Белый морок. Голубой берег (Головченко, Мусиенко) - страница 16

— Да я же закаленный. Кто через Дарницкий лагерь прошел…

Клаву так и затрясло. Схватила сапог Ксендза, лежавший рядом, и запустила им в Заграву.

— Ты Дарницкий лагерь не поминай! Слышишь? — На глазах у Клавы слезы. — Тот распроклятый лагерь…

— Бешеная! Нашла к чему прицепиться. Ну и приобрели ж мы на свою голову полцентнера счастья… — И Василь в сердцах швырнул в заросли терна Ксендзов сапог, словно тот был в чем-то виноват.

Ксендз даже не взглянул на Заграву. Молча встал и, осторожно ступая босыми ногами, направился за сапогом. Нашел его, не спеша вернулся и, все так же молча и ни на кого не глядя, сел на землю. Но уже в стороне от других. И всем вдруг почему-то стало не по себе.

— Закурить ни у кого не найдется? Я свой табак, наверное, на хуторе забыл, — заговорил Варивон.

К нему потянулись руки с кисетами: выбирай, чей покрепче!

— Кому что, а курице просо. — Заграва уже тут как тут со своими шуточками. — Рабочий человек о хлебе думает, а разные там чадители-курители лишь бы дымок из ноздрей пустить. Смехота! Не так, скажете?.. И что они находят в этом смердючем зелье?

— Зелен ты понимать, каким пальцем земля сделана, — отозвался Варивон, наслаждаясь Митьковым самосадом. — Хлеб хлебом, а хороший табачок…

При этих словах Артем вдруг опрометью кинулся к своей торбе и стал торопливо ее развязывать. Вынул сверток, завернутый в чистенький полотняный рушничок, и протянул его Митьку:

— Возьми. Это мама передала…

Митько бережно, обеими руками принял сверток. Развернул — пышки. Горько улыбнулся и стал угощать побратимов последним материным подарком. Пышки были чуточку не пропеченные, но проголодавшимся путникам они показались вкуснее свадебного каравая.

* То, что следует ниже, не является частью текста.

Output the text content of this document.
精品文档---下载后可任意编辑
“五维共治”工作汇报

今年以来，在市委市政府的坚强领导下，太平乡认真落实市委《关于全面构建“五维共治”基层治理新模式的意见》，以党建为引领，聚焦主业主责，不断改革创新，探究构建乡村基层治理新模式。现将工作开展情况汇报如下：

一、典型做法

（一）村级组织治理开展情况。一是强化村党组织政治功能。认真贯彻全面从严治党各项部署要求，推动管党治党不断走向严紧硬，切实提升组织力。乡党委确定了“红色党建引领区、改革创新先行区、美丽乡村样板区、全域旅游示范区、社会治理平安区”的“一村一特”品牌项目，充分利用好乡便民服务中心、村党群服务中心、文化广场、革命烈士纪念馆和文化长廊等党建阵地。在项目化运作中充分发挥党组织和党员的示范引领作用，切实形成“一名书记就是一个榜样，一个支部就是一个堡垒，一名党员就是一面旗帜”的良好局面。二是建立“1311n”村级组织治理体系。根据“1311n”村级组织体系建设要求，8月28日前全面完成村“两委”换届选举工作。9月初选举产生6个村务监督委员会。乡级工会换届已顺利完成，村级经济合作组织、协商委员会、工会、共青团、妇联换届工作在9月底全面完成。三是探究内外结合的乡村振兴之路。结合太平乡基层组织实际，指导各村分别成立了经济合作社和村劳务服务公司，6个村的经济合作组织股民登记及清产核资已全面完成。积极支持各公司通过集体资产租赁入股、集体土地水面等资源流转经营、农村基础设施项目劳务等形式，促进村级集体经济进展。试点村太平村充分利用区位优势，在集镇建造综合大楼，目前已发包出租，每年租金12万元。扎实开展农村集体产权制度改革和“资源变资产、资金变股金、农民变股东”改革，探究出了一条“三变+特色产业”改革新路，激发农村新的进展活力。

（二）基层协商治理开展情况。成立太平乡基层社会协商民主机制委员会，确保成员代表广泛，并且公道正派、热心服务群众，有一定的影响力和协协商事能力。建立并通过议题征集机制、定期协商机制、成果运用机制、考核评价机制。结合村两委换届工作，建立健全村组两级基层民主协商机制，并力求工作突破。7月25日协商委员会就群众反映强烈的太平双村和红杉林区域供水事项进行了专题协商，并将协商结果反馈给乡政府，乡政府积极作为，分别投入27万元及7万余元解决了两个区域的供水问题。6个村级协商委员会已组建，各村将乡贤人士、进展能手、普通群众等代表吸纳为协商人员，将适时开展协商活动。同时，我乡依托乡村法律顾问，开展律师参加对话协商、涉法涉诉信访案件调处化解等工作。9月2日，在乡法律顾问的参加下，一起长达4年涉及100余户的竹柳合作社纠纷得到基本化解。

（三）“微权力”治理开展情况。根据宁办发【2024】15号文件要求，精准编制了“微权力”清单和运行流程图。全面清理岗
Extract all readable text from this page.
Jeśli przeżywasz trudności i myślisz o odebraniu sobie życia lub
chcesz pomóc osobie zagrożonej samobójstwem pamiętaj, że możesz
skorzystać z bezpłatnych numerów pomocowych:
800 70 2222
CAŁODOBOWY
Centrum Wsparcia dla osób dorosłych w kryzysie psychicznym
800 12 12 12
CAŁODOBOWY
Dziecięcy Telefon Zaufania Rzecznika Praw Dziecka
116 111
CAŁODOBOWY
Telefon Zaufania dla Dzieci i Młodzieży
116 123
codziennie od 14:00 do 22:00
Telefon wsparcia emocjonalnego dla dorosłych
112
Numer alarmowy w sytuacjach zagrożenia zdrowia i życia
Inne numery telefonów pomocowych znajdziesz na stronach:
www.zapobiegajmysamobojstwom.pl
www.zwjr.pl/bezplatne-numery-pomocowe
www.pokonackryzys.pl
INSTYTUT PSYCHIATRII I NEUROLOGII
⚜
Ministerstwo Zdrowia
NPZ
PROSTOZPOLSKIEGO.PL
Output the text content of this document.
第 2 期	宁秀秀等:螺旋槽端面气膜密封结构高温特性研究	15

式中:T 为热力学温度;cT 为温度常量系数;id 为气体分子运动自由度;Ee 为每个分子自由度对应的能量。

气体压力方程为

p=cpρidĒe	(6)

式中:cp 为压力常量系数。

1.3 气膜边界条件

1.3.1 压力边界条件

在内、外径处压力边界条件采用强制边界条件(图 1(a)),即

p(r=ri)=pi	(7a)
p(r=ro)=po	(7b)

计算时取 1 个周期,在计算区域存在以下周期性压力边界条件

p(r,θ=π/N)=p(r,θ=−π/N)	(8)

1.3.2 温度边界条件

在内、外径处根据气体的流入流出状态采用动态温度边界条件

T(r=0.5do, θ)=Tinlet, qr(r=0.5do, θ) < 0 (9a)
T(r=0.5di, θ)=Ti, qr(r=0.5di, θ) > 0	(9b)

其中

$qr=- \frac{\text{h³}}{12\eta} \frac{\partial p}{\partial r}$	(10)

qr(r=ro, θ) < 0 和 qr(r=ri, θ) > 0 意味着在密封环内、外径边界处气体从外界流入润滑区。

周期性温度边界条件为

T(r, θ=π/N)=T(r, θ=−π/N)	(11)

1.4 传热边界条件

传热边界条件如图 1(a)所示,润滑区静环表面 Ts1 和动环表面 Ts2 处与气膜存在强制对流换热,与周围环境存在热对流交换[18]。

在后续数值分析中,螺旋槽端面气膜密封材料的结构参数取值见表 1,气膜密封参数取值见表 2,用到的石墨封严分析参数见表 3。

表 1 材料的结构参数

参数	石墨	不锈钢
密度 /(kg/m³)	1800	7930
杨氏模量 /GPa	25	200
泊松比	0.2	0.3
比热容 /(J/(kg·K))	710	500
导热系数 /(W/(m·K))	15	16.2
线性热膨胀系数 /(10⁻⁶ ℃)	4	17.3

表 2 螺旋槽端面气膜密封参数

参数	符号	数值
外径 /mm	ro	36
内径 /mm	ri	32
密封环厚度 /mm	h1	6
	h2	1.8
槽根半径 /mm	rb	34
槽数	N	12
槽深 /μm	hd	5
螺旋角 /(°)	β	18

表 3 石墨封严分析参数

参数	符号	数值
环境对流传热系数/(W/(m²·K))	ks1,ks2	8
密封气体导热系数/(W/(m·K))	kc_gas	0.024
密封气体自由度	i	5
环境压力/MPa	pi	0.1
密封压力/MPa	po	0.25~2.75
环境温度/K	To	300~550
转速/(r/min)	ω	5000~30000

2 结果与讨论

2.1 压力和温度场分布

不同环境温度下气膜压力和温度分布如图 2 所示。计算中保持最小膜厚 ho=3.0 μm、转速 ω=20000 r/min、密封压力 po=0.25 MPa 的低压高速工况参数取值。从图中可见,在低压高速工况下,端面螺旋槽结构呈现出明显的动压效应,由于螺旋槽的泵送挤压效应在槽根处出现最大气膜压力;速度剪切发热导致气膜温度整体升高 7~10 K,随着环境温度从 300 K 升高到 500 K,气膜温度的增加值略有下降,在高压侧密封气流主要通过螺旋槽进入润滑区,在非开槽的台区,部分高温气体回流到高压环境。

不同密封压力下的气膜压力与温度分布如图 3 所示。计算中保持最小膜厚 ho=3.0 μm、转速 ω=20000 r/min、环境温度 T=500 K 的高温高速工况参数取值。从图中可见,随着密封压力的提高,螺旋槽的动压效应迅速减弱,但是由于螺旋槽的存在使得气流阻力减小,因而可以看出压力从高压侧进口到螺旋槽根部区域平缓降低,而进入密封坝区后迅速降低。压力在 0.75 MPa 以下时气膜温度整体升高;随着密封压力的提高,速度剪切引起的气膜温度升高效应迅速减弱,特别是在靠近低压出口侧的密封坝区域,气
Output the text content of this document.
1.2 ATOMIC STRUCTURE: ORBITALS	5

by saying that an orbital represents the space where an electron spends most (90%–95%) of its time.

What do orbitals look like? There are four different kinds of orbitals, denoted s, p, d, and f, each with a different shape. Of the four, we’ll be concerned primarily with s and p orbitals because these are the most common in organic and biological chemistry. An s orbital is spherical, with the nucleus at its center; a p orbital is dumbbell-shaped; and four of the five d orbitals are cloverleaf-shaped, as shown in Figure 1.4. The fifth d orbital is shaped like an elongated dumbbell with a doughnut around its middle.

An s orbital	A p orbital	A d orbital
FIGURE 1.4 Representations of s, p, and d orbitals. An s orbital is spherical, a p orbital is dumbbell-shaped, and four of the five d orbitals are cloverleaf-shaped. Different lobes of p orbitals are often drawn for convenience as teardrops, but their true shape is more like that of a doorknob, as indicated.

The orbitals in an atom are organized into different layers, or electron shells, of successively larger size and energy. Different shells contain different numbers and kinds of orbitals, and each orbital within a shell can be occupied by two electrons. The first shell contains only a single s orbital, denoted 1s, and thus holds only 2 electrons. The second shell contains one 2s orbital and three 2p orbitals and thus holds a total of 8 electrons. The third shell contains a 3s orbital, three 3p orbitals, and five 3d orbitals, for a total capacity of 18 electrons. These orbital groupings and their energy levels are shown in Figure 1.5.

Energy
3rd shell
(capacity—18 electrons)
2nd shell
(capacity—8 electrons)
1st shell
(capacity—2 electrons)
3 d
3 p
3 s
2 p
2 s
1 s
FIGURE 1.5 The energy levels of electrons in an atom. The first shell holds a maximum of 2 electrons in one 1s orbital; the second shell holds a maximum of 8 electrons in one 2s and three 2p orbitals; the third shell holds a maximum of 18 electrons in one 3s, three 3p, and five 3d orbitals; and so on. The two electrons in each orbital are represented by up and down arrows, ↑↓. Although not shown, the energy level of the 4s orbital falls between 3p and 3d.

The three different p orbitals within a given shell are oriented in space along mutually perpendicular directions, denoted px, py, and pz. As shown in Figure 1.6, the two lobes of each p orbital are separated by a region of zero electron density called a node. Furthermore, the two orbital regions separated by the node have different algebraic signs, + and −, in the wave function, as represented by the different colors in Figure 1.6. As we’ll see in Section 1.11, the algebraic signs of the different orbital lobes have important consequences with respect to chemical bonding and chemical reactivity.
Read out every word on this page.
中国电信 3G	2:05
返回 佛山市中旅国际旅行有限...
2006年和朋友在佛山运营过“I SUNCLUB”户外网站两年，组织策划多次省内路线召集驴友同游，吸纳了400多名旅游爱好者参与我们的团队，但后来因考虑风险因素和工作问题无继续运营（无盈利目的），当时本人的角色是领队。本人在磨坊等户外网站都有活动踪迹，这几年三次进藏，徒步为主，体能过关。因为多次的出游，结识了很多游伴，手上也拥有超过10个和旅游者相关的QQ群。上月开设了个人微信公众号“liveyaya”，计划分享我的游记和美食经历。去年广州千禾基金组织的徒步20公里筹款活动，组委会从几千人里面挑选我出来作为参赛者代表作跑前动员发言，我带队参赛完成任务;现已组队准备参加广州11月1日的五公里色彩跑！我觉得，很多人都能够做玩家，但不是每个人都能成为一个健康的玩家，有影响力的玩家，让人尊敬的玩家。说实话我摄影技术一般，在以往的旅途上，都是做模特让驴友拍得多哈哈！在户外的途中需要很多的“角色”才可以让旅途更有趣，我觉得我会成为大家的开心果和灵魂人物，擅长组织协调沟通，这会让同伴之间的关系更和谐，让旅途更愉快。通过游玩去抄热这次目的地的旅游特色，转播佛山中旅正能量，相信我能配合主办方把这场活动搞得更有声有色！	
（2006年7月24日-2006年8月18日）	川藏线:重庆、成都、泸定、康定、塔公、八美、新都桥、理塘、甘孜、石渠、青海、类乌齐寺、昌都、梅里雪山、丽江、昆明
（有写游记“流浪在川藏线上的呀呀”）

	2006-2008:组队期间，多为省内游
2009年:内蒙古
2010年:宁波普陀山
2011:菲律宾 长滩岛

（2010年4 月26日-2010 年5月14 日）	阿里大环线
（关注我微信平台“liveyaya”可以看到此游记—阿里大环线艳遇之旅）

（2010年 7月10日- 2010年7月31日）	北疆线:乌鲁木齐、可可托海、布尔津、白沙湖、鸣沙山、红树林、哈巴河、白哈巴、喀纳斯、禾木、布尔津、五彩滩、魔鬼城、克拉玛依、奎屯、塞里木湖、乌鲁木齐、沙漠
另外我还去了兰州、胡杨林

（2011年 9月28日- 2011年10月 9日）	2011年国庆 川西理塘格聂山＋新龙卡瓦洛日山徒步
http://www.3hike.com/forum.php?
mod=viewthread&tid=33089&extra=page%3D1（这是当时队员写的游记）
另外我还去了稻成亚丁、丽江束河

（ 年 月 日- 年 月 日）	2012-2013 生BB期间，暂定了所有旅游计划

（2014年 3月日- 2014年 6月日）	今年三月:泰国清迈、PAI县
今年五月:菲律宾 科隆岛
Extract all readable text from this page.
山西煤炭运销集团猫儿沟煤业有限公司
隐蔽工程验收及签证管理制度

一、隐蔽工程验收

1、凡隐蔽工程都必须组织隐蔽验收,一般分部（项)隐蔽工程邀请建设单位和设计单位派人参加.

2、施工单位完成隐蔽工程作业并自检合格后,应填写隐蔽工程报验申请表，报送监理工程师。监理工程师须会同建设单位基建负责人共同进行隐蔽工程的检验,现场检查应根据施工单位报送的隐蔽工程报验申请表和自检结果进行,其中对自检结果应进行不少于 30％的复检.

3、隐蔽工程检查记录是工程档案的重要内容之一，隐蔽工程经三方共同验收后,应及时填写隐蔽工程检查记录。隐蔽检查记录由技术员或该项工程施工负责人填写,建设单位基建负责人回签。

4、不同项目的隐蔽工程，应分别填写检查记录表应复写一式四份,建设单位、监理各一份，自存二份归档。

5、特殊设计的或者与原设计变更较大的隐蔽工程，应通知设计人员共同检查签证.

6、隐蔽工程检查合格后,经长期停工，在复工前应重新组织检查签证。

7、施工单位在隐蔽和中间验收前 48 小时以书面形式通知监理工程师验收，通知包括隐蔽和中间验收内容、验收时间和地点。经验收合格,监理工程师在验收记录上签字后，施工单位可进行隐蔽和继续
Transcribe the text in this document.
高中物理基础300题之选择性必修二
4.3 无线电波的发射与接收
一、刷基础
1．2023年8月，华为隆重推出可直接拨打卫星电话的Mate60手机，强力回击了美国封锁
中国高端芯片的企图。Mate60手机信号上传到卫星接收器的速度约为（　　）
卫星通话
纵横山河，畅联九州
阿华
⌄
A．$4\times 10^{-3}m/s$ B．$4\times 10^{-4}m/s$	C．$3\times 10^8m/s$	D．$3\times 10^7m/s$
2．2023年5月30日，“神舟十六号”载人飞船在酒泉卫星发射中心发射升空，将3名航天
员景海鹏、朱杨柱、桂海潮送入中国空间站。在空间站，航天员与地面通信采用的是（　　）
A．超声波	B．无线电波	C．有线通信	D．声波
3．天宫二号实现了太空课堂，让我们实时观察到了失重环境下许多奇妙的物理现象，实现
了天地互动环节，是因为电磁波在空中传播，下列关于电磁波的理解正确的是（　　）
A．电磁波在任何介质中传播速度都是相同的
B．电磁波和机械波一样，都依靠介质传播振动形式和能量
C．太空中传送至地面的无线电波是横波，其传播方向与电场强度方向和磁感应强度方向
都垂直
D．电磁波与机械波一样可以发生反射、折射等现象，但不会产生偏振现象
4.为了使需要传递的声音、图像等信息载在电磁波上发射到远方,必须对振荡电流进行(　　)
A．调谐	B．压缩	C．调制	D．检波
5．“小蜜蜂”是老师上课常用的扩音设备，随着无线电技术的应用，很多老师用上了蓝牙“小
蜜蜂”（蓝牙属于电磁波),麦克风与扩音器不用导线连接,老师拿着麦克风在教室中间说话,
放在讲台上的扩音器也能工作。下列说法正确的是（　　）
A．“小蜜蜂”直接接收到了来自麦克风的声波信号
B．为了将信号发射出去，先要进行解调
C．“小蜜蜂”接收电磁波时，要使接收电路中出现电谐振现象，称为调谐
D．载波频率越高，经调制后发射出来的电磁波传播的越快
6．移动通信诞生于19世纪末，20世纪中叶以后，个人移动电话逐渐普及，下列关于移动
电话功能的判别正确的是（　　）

А Митько не смог проглотить и кусочка. Только поднес ко рту, как в памяти возникло такое родное, такое любимое лицо со скорбными глазами… И черные клубы дыма в утреннем небе привиделись… С какою-то болезненной ясностью вдруг постиг Митько, что уже никогда-никогда не встретит его мама у покосившихся стареньких ворот. И никогда не угостит его батько янтарным сотовым медом, который всегда держал в коморе для гостей. До сих пор парнишка находился как бы в трансе, в полузабытьи, а вот сейчас все постиг до конца. И от острой боли сжалось, защемило сердце, а поперек горла встало что-то давящее и горячее. Он прижался лицом к рушничку, согнулся и мелко-мелко задрожал…

Его не утешали. Те, что много выстрадали на своем веку, никогда не утешают, ибо знают: каждый сам должен осилить свое горе. Пусть потужит, пусть свыкнется с тяжелой утратой.